The MSV complex consists of three main components:
The Glen Burnie Historic House traces its history to surveyor James Wood (?-1759), who settled this land in the early 18th century and donated portions of his land to establish the city of Winchester, Virginia in 1744. His son Robert Wood constructed the central portion of the Glen Burnie Historic House in the 1790s. The house’s ownership passed through several generations of Wood and then Glass families until Julian Wood Glass Jr. (1910–1992), acquired it in 1955. Julian Wood Glass Jr. was the last descendant of James Wood to own the Glen Burnie Historic House.
Beginning in 1959, and aided by his partner R. Lee Taylor, Glass transformed the house into a country estate, and the couple designed the Glen Burnie Gardens. Glass created the Glass-Glen Burnie Foundation prior to his death in 1992, and entrusted the Foundation to open the site to the public as a museum. The Glen Burnie Historic House & Gardens opened to the public in 1998.
Today, interpretive panels tell the story of those who lived in the house from 1796 to 1992 and exhibitions are presented annually in the Drawing Room.
The house is listed on the National Register of Historic Places and the Virginia Landmarks Register.
The gardens surrounding the Glen Burnie Historic House were created beginning in 1956 and evolved over the latter half of the 20th century. Built for formal entertaining, the gardens include sculpture, fountains, and folly buildings. Highlights include rose, statue, vegetable, Asian, and perennial gardens. The pond in the Water Garden is stocked with golden trout.
The Museum of the Shenandoah Valley was designed by architect Michael Graves and opened to the public in 2005. The Museum contains four main galleries:
Shenandoah Valley Gallery
The broad sweep of Valley prehistory and history is explored in the museum's large Shenandoah Valley Gallery. A number of different exhibition techniques are used here, including multi-media presentations, interactive elements, images, maps, dioramas, and display of decorative arts. Objects on display include furniture, fraktur, silver and other metals, baskets, textiles, paintings, folk art, long rifles, and ceramics, for which the Valley is famous.

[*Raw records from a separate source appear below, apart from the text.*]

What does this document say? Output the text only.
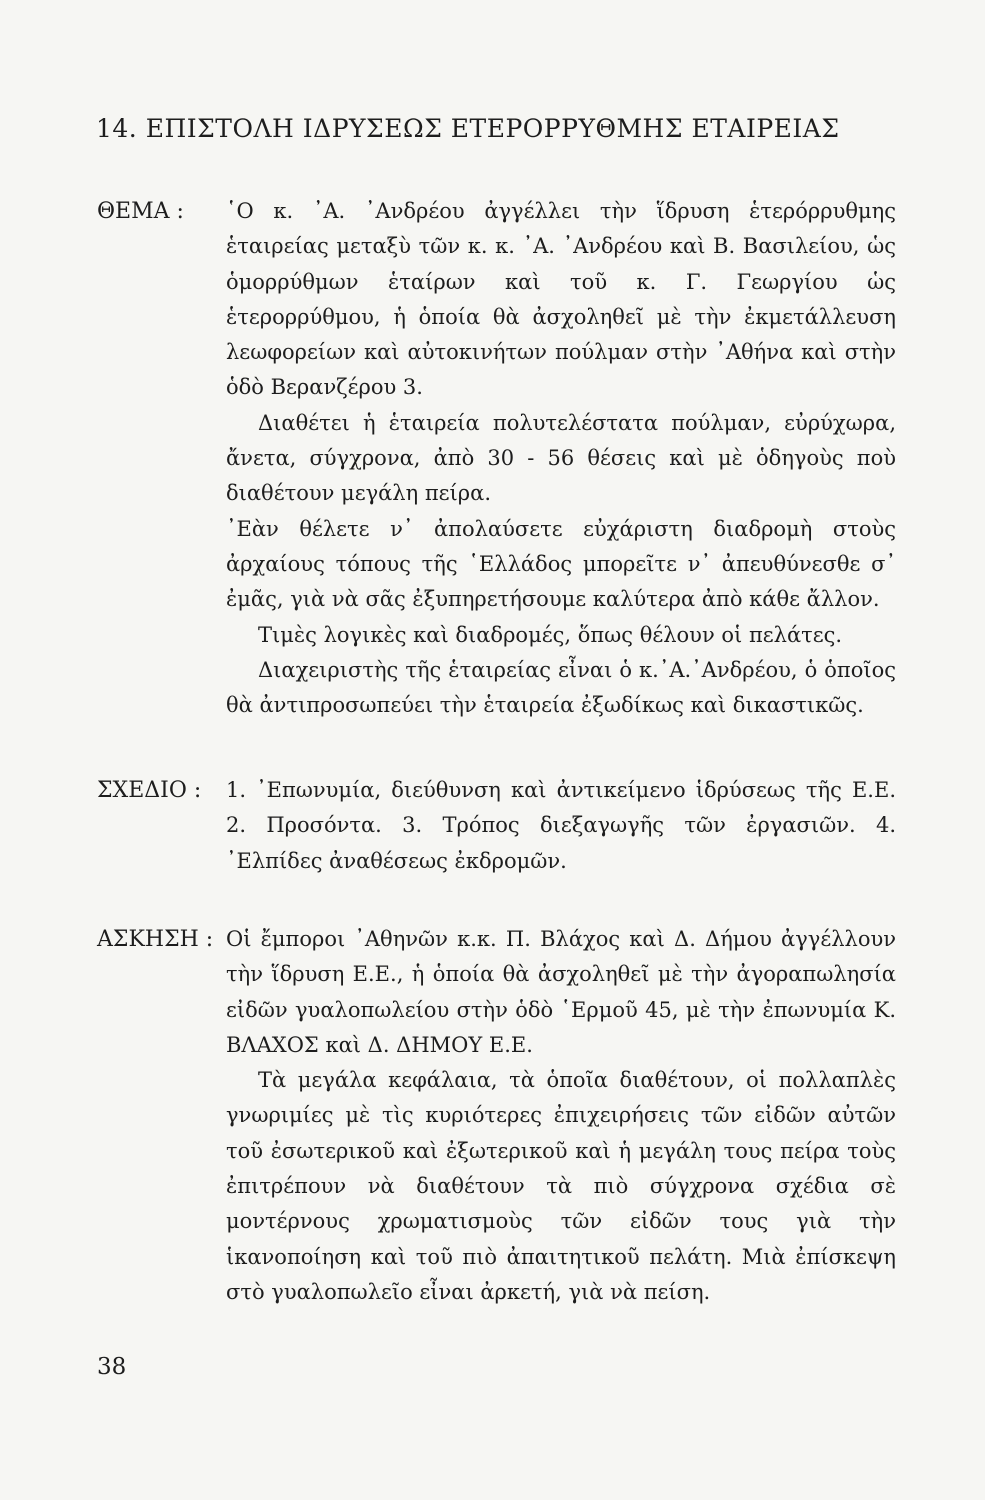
14. ΕΠΙΣΤΟΛΗ ΙΔΡΥΣΕΩΣ ΕΤΕΡΟΡΡΥΘΜΗΣ ΕΤΑΙΡΕΙΑΣ
ΘΕΜΑ : ῾Ο κ. ᾿Α. ᾿Ανδρέου ἀγγέλλει τὴν ἵδρυση ἑτερόρρυθμης ἑταιρείας μεταξὺ τῶν κ. κ. ᾿Α. ᾿Ανδρέου καὶ Β. Βασιλείου, ὡς ὁμορρύθμων ἑταίρων καὶ τοῦ κ. Γ. Γεωργίου ὡς ἑτερορρύθμου, ἡ ὁποία θὰ ἀσχοληθεῖ μὲ τὴν ἐκμετάλλευση λεωφορείων καὶ αὐτοκινήτων πούλμαν στὴν ᾿Αθήνα καὶ στὴν ὁδὸ Βερανζέρου 3.

Διαθέτει ἡ ἑταιρεία πολυτελέστατα πούλμαν, εὐρύχωρα, ἄνετα, σύγχρονα, ἀπὸ 30 - 56 θέσεις καὶ μὲ ὁδηγοὺς ποὺ διαθέτουν μεγάλη πείρα.

᾿Εὰν θέλετε ν᾿ ἀπολαύσετε εὐχάριστη διαδρομὴ στοὺς ἀρχαίους τόπους τῆς ῾Ελλάδος μπορεῖτε ν᾿ ἀπευθύνεσθε σ᾿ ἐμᾶς, γιὰ νὰ σᾶς ἐξυπηρετήσουμε καλύτερα ἀπὸ κάθε ἄλλον.

Τιμὲς λογικὲς καὶ διαδρομές, ὅπως θέλουν οἱ πελάτες.

Διαχειριστὴς τῆς ἑταιρείας εἶναι ὁ κ.᾿Α.᾿Ανδρέου, ὁ ὁποῖος θὰ ἀντιπροσωπεύει τὴν ἑταιρεία ἐξωδίκως καὶ δικαστικῶς.

ΣΧΕΔΙΟ : 1. ᾿Επωνυμία, διεύθυνση καὶ ἀντικείμενο ἱδρύσεως τῆς Ε.Ε. 2. Προσόντα. 3. Τρόπος διεξαγωγῆς τῶν ἐργασιῶν. 4. ᾿Ελπίδες ἀναθέσεως ἐκδρομῶν.

ΑΣΚΗΣΗ : Οἱ ἔμποροι ᾿Αθηνῶν κ.κ. Π. Βλάχος καὶ Δ. Δήμου ἀγγέλλουν τὴν ἵδρυση Ε.Ε., ἡ ὁποία θὰ ἀσχοληθεῖ μὲ τὴν ἀγοραπωλησία εἰδῶν γυαλοπωλείου στὴν ὁδὸ ῾Ερμοῦ 45, μὲ τὴν ἐπωνυμία Κ. ΒΛΑΧΟΣ καὶ Δ. ΔΗΜΟΥ Ε.Ε.

Τὰ μεγάλα κεφάλαια, τὰ ὁποῖα διαθέτουν, οἱ πολλαπλὲς γνωριμίες μὲ τὶς κυριότερες ἐπιχειρήσεις τῶν εἰδῶν αὐτῶν τοῦ ἐσωτερικοῦ καὶ ἐξωτερικοῦ καὶ ἡ μεγάλη τους πείρα τοὺς ἐπιτρέπουν νὰ διαθέτουν τὰ πιὸ σύγχρονα σχέδια σὲ μοντέρνους χρωματισμοὺς τῶν εἰδῶν τους γιὰ τὴν ἱκανοποίηση καὶ τοῦ πιὸ ἀπαιτητικοῦ πελάτη. Μιὰ ἐπίσκεψη στὸ γυαλοπωλεῖο εἶναι ἀρκετή, γιὰ νὰ πείση.

38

Presents changing exhibitions including, or relating to, the private collection of MSV benefactor, Julian Wood Glass Jr.
R. Lee Taylor Miniatures Gallery
This gallery presents an outstanding collection of furnished miniature houses and rooms by R. Lee Taylor (1924–2000), who lived at Glen Burnie from the late 1950s until his death. At the time of his death, Taylor had assembled fourteen completely furnished rooms and houses. On display are five houses and four rooms by R. Lee Taylor showcasing the work of more than seventy-five miniatures artisans. Also on display are four shadowboxes by the late Valley miniatures artist William P. Massey, who created his work between the 1930s to 1940s.
Changing Exhibitions Gallery
Several temporary exhibitions are presented throughout the year.